A recent Law 360 story by Dave Simpson, “Quinn Emanuel Gets $185M Fee From $3.7B Win in ACA Suits,” reports that a U.S. Court of Federal Claims judge granted Quinn Emanuel Urquhart & Sullivan LLP's request for $185 million in fees stemming from two class actions against the federal government over so-called risk corridor payments under the Affordable Care Act, which resulted in a nearly $3.7 billion total win. Judge Kathryn C. Davis said that despite the "at times hyperbolic" motions for fees, the law firm did show "foresight" in focusing on a successful legal theory months before other parties jumped on that bandwagon. She granted its request for 5% of the winnings.
"At the end of the day, what is more important is that class counsel's legal theory resulted in a huge award to the classes here," Judge Davis said. Quinn Emanuel was the first firm in the country to file a lawsuit on behalf of a qualified health plan insurer accusing the federal government of unlawfully reneging on a commitment to shield ACA insurers from heavy financial losses.
Health Republic Insurance Co. sued the government in 2016 and in July 2020 won a judgment for $1.9 billion alongside a subclass of insurers. Common Ground Healthcare Cooperative sued the government in 2017 over similar claims and won a $1.7 billion judgment. Those cases set off a firestorm of parallel litigation across the country, alleging similar claims. Two of those cases ended up at the U.S. Supreme Court. In April 2020, the justices reversed Congress' denial of $12 billion in "risk corridor" funding, which the ACA dangled as an incentive for insurers during the law's first three years of operation.
While Quinn Emanuel didn't work on those cases directly, the firm argued in its request for fees in July 2020 that the Supreme Court "adopted the exact legal theory Quinn Emanuel set forth in the initial Health Republic complaint and which it advocated at every step." But in August 2020, objectors like Kaiser Foundation Health Plan Inc., UnitedHealthcare Insurance Co. and others argued that class counsel was entitled to just $8.8 million after a lodestar cross-check.
They said that Quinn Emanuel had little to do with the litigation that ended up at the Supreme Court, and argued that the firm was trying to walk away with an award that would work out to an hourly rate of $18,000 per attorney. Class members signed on to the suit with a guarantee that the proposed 5% fee award would be subject to a lodestar cross-check, the motion said, which the firm had eschewed.
Quinn Emanuel shot back in September 2020 that the $8.8 million award proposed would discourage attorneys in the future from taking on similarly ambitious cases. The percentage model, which the insurers agreed to when choosing to join the class instead of pursuing individual claims, is favored by the courts for exactly this reason, the firm said. According to the firm, despite the dozens of companies signing on to the fee objection, most of them Kaiser or United entities, almost 90% of the class members have not objected.

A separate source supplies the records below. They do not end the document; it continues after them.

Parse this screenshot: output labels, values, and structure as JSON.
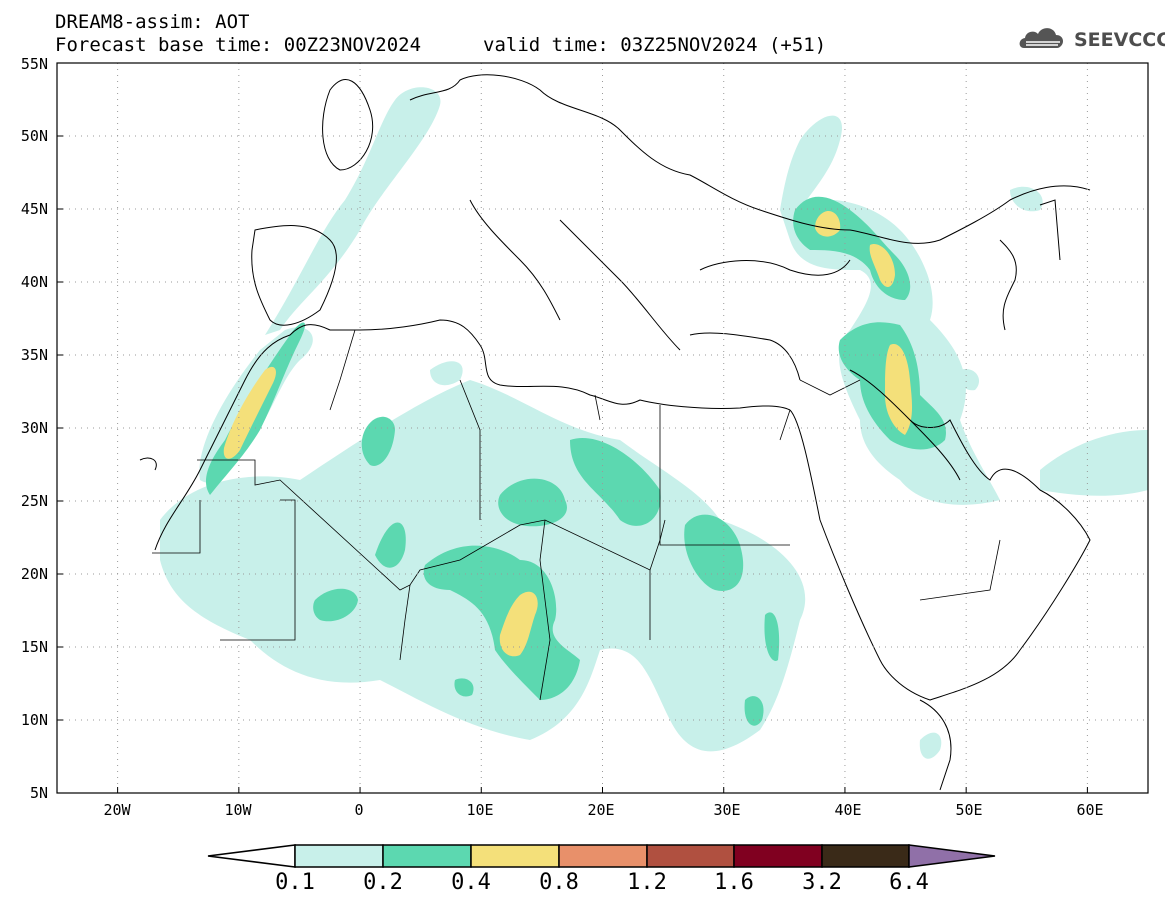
{
  "header": {
    "title": "DREAM8-assim: AOT",
    "base_time": "Forecast base time: 00Z23NOV2024",
    "valid_time": "valid time: 03Z25NOV2024 (+51)"
  },
  "logo": {
    "text": "SEEVCCC",
    "icon": "cloud-icon"
  },
  "map": {
    "lon_range": [
      -25,
      65
    ],
    "lat_range": [
      5,
      55
    ],
    "lat_labels": [
      "55N",
      "50N",
      "45N",
      "40N",
      "35N",
      "30N",
      "25N",
      "20N",
      "15N",
      "10N",
      "5N"
    ],
    "lon_labels": [
      "20W",
      "10W",
      "0",
      "10E",
      "20E",
      "30E",
      "40E",
      "50E",
      "60E"
    ],
    "grid": "dotted"
  },
  "colorbar": {
    "labels": [
      "0.1",
      "0.2",
      "0.4",
      "0.8",
      "1.2",
      "1.6",
      "3.2",
      "6.4"
    ],
    "colors": [
      "#ffffff",
      "#c8f0ea",
      "#5cd8b0",
      "#f4e07a",
      "#e8906a",
      "#b05040",
      "#800020",
      "#3a2a18",
      "#9070a8"
    ]
  }
}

Judge Davis sided with the firm. "These are not cases in which class counsel merely rode the coattails of other innovative litigators," she said. The 5% fee is well below market value, and the objectors propose what would amount to a .22% fee, she said. Further, the firm allocated 10,000 billable hours and might not have been paid for any of it had the outcome gone differently, the judge said.